Artist眞板 雅文 MAITA Masafumi
ExhibitionThe 20th UBE Biennale
PlaceCity Center
MaterialSteel
Year2003
Size380cm×380cm×400cm
Weight5500kg
Concept【作者コメント】心に響く目印となる森や大きな木、道祖神やお地蔵さん、その先には何かがあるという予感もする。道を尋ねたり尋ねられたりした時に役にたつ、こんな「道しるべ」的なモノへの郷愁を表現の動機として生まれた彫刻です。輪の先方に広がる景色を包み込み、大地を踏みしめて向かう先には懐かしい里がある。素材は伊達冠石という泥をかぶった姿で土の中から出てきた玉石と鉄を使い、どちらも自然のままの色であることにこだわりました。

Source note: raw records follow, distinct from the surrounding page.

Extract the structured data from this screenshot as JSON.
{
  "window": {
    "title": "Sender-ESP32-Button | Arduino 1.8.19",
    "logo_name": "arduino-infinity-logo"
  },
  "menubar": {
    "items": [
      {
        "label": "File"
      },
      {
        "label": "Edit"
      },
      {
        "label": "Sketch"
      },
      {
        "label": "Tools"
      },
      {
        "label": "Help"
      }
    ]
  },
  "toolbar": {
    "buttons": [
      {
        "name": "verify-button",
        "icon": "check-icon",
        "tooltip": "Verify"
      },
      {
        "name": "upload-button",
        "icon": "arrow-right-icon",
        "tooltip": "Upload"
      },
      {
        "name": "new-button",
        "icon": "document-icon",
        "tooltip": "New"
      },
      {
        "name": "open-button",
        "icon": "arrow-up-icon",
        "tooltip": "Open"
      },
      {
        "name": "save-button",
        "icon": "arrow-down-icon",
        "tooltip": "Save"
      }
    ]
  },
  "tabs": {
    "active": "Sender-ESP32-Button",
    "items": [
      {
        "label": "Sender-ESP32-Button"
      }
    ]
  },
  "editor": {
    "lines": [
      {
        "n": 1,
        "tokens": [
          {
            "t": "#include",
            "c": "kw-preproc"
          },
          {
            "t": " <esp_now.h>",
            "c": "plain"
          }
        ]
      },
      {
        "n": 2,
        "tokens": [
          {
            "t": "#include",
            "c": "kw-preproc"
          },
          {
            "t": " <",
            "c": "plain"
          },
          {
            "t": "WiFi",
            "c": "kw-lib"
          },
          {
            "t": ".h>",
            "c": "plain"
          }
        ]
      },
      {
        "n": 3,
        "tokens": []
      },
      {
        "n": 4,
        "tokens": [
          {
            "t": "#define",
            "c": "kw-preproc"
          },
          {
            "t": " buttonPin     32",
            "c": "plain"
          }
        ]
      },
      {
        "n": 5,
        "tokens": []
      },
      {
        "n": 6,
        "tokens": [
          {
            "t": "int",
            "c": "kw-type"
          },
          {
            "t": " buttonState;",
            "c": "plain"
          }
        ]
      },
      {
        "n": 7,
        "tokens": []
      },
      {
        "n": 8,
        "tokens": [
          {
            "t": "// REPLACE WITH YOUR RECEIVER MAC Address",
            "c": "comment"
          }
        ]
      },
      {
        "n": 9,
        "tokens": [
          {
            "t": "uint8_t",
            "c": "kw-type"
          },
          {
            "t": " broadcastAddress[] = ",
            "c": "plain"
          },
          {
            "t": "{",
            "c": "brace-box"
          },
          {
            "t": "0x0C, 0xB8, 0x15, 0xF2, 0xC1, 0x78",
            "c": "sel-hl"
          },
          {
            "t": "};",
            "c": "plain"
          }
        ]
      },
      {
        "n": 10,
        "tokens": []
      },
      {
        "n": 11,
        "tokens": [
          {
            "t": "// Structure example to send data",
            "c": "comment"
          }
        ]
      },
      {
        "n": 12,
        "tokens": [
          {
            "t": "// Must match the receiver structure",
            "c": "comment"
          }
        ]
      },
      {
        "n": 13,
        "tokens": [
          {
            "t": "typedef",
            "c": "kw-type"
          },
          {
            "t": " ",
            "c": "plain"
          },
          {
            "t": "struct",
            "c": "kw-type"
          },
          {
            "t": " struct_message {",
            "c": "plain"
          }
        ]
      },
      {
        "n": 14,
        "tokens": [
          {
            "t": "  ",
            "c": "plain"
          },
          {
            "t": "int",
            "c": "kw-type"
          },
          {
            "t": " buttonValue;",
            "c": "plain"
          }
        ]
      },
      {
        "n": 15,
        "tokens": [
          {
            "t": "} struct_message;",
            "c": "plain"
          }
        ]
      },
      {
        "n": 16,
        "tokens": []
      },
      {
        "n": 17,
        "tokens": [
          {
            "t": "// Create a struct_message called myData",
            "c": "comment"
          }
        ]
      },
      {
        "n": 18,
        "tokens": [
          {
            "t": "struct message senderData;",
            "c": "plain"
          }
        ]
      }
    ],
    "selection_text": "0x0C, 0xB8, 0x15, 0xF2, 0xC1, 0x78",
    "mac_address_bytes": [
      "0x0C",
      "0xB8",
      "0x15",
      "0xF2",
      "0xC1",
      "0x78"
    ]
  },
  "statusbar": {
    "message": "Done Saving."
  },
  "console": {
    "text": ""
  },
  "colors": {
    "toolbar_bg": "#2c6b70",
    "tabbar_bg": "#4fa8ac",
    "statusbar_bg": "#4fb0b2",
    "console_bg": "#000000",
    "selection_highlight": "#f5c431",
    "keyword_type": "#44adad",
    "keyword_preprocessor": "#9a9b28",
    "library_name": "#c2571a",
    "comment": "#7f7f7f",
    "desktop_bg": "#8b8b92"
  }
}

[Creator’s Comment] Memorable landmarks like a forest, a large tree, a roadside guardian statue, or a statue of village deity hint the presence of something ahead of the road. The production of the work was motivated by my nostalgia for these “guideposts,” helping us when asking or being asked directions. The circle warmly envelops the landscape beyond it, promising a good old home ahead of the road you choose to tread. The work features Date Kanmuri stone, a kind of black stone covered in muddy soil, and iron, deliberately presented in their natural colors.
- - - -
大きな鉄の輪と、土の中から掘り出されてきた泥かぶりの石。伸びやかな鉄の輪は遠くの景色や空を切り取り、重量感のある自然石は半分地面に沈んだ格好で、周囲と一体感の強い構成を見せる。その一方で、ともに赤系統の素材の色が、芝生の緑と美しいコントラストをつくりだす。こうして、環境と調和しながらも環境に埋没してしまわない、際立った存在感を示している。作者はこれまでも、日本の風景に連なるような野外彫刻を制作してきた。この作品でも、国内で産出した石を素朴に扱うのと同様に、鉄も湿潤な気候と結びつくさび色で、大木のような太いパイプを用いる。工業製品でありながらも、自然に近い存在として見せている。輪の外側二か所の切断面も、幾何学形態でありながら、竹などの植物のしなりを連想させる柔らかいイメージが与えられる。新しい時が最も美しく古くなると薄汚れていくのではなく、時間の経過と共に輝きを見せる存在。それは、戦後の経済効率優先の生活の中で忘れられた価値観でもある。『里の門』の里とは、日本の原風景であると同時に、現代に対する批判の意味もあわせもつ。